A bereaved mother campaigning for improved support for people with urgent mental health needs is inviting people to attend a suicide awareness event in Princetown next week.
Lisa Pengarrow’s son Ben, 38, a medical company worker, took his own life last year and she is supporting the Princetown Suicide Awareness and Wellbeing Event at the village community centre on Thursday (September 12) from 9am to 5pm. Breakfasts are offered from 9.30am by the charity Farming Community Network.
The day will include speakers who have experienced suicide by friends, colleagues or family, talking about testimonies coping with the trauma. The event will also include professionals and taster sessions on activities such as craft, line-dancing, yoga, singing, poetry, talking and more – all designed to help deal with mental health issues and aspects of wellbeing. The event is organised by Princetown Methodist Chapel and is followed by a hog roast and music.
Sandra Dodd, Methodist lay preacher for Princetown, Peter Tavy and Yelverton, is facilitating the event.
She said: “Everyone is welcome to come, to share in others stories and see how they are coping with grief and their own wellbeing. There will be a range of information on wellbeing and metal health. If you need someone and somewhere private to speak to about your issues that’s on offer as well.”

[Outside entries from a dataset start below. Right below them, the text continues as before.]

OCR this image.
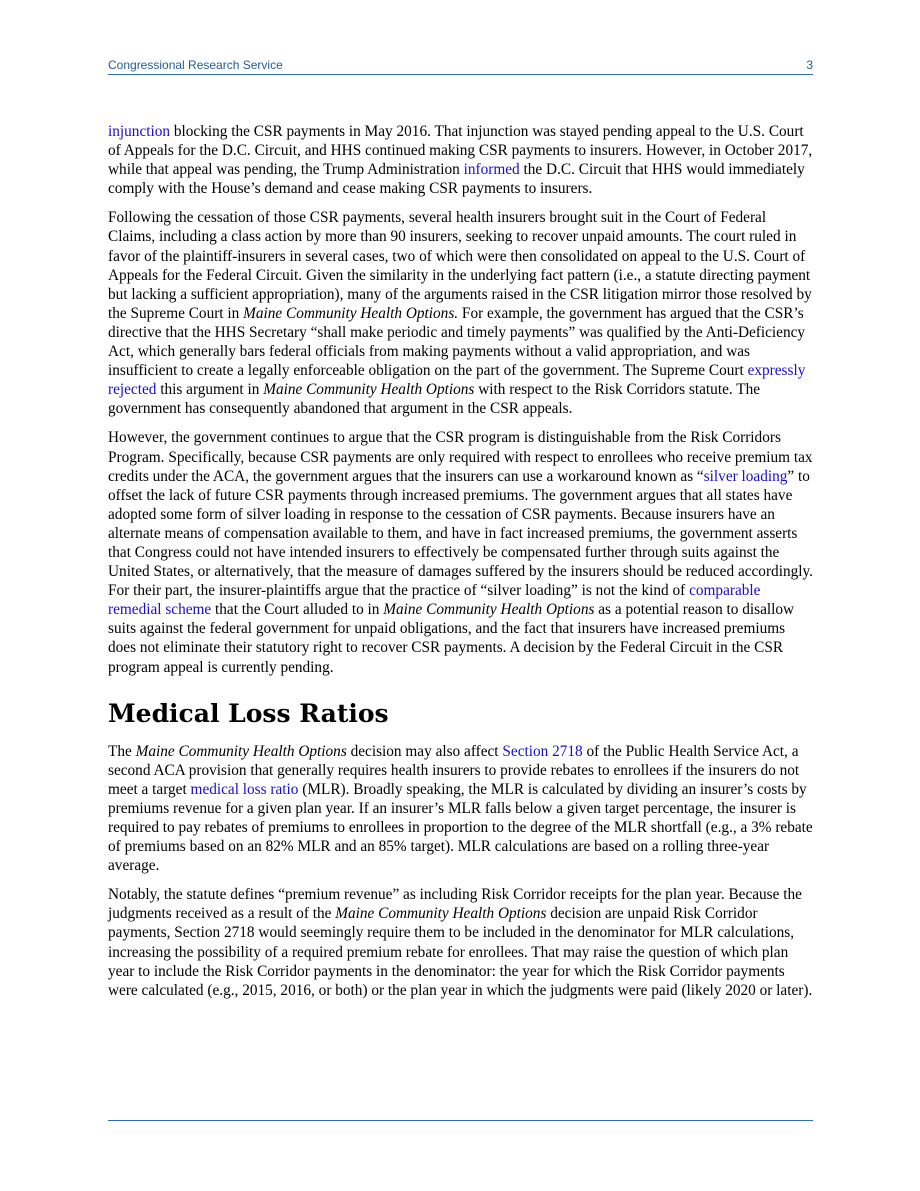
Congressional Research Service	3

injunction blocking the CSR payments in May 2016. That injunction was stayed pending appeal to the U.S. Court of Appeals for the D.C. Circuit, and HHS continued making CSR payments to insurers. However, in October 2017, while that appeal was pending, the Trump Administration informed the D.C. Circuit that HHS would immediately comply with the House’s demand and cease making CSR payments to insurers.

Following the cessation of those CSR payments, several health insurers brought suit in the Court of Federal Claims, including a class action by more than 90 insurers, seeking to recover unpaid amounts. The court ruled in favor of the plaintiff-insurers in several cases, two of which were then consolidated on appeal to the U.S. Court of Appeals for the Federal Circuit. Given the similarity in the underlying fact pattern (i.e., a statute directing payment but lacking a sufficient appropriation), many of the arguments raised in the CSR litigation mirror those resolved by the Supreme Court in Maine Community Health Options. For example, the government has argued that the CSR’s directive that the HHS Secretary “shall make periodic and timely payments” was qualified by the Anti-Deficiency Act, which generally bars federal officials from making payments without a valid appropriation, and was insufficient to create a legally enforceable obligation on the part of the government. The Supreme Court expressly rejected this argument in Maine Community Health Options with respect to the Risk Corridors statute. The government has consequently abandoned that argument in the CSR appeals.

However, the government continues to argue that the CSR program is distinguishable from the Risk Corridors Program. Specifically, because CSR payments are only required with respect to enrollees who receive premium tax credits under the ACA, the government argues that the insurers can use a workaround known as “silver loading” to offset the lack of future CSR payments through increased premiums. The government argues that all states have adopted some form of silver loading in response to the cessation of CSR payments. Because insurers have an alternate means of compensation available to them, and have in fact increased premiums, the government asserts that Congress could not have intended insurers to effectively be compensated further through suits against the United States, or alternatively, that the measure of damages suffered by the insurers should be reduced accordingly. For their part, the insurer-plaintiffs argue that the practice of “silver loading” is not the kind of comparable remedial scheme that the Court alluded to in Maine Community Health Options as a potential reason to disallow suits against the federal government for unpaid obligations, and the fact that insurers have increased premiums does not eliminate their statutory right to recover CSR payments. A decision by the Federal Circuit in the CSR program appeal is currently pending.

Medical Loss Ratios

The Maine Community Health Options decision may also affect Section 2718 of the Public Health Service Act, a second ACA provision that generally requires health insurers to provide rebates to enrollees if the insurers do not meet a target medical loss ratio (MLR). Broadly speaking, the MLR is calculated by dividing an insurer’s costs by premiums revenue for a given plan year. If an insurer’s MLR falls below a given target percentage, the insurer is required to pay rebates of premiums to enrollees in proportion to the degree of the MLR shortfall (e.g., a 3% rebate of premiums based on an 82% MLR and an 85% target). MLR calculations are based on a rolling three-year average.

Notably, the statute defines “premium revenue” as including Risk Corridor receipts for the plan year. Because the judgments received as a result of the Maine Community Health Options decision are unpaid Risk Corridor payments, Section 2718 would seemingly require them to be included in the denominator for MLR calculations, increasing the possibility of a required premium rebate for enrollees. That may raise the question of which plan year to include the Risk Corridor payments in the denominator: the year for which the Risk Corridor payments were calculated (e.g., 2015, 2016, or both) or the plan year in which the judgments were paid (likely 2020 or later).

Lisa said: “Ben’s death came as a total shock. The first thing I knew about it was when two police officers knocked on my door and told me he’d committed suicide. There was no clue that he was in danger of doing that. Like most men, he didn’t talk about what was troubling him. He had treatment previously, but this treatment didn’t stop him taking his life. We loved each other and he was a charmer with the women. But he obviously had issues and I did call the unit treating him to tell them he’d died, but they didn’t want to know.”
Lisa, a former Princetown shop worker, is planning to highlight the names of people who have taken their lives in the same way missing people are publicised by police and the Big Issue magazine. She also experiences mental health issues because of another bereavement and a previous violent relationship.
She added: “Ben’s death was transformational to me. He is our ‘missing’ person in our family. I have three other sons and I‘m always living in fear of losing another child. I lost my daughter Chloe to cot death and had an abusive husband, who’s since died, so I know all about suicidal thoughts. It’s hard to cope and think positively. I live day-to-day, but I do have support, which a lot of men don’t and grandchildren who I live for.
“Suicide is a hidden epidemic which is rarely spoken about But if I can prevent someone ending their life through helping them talk about their worries then I’ll have achieved something and this event is the first step.”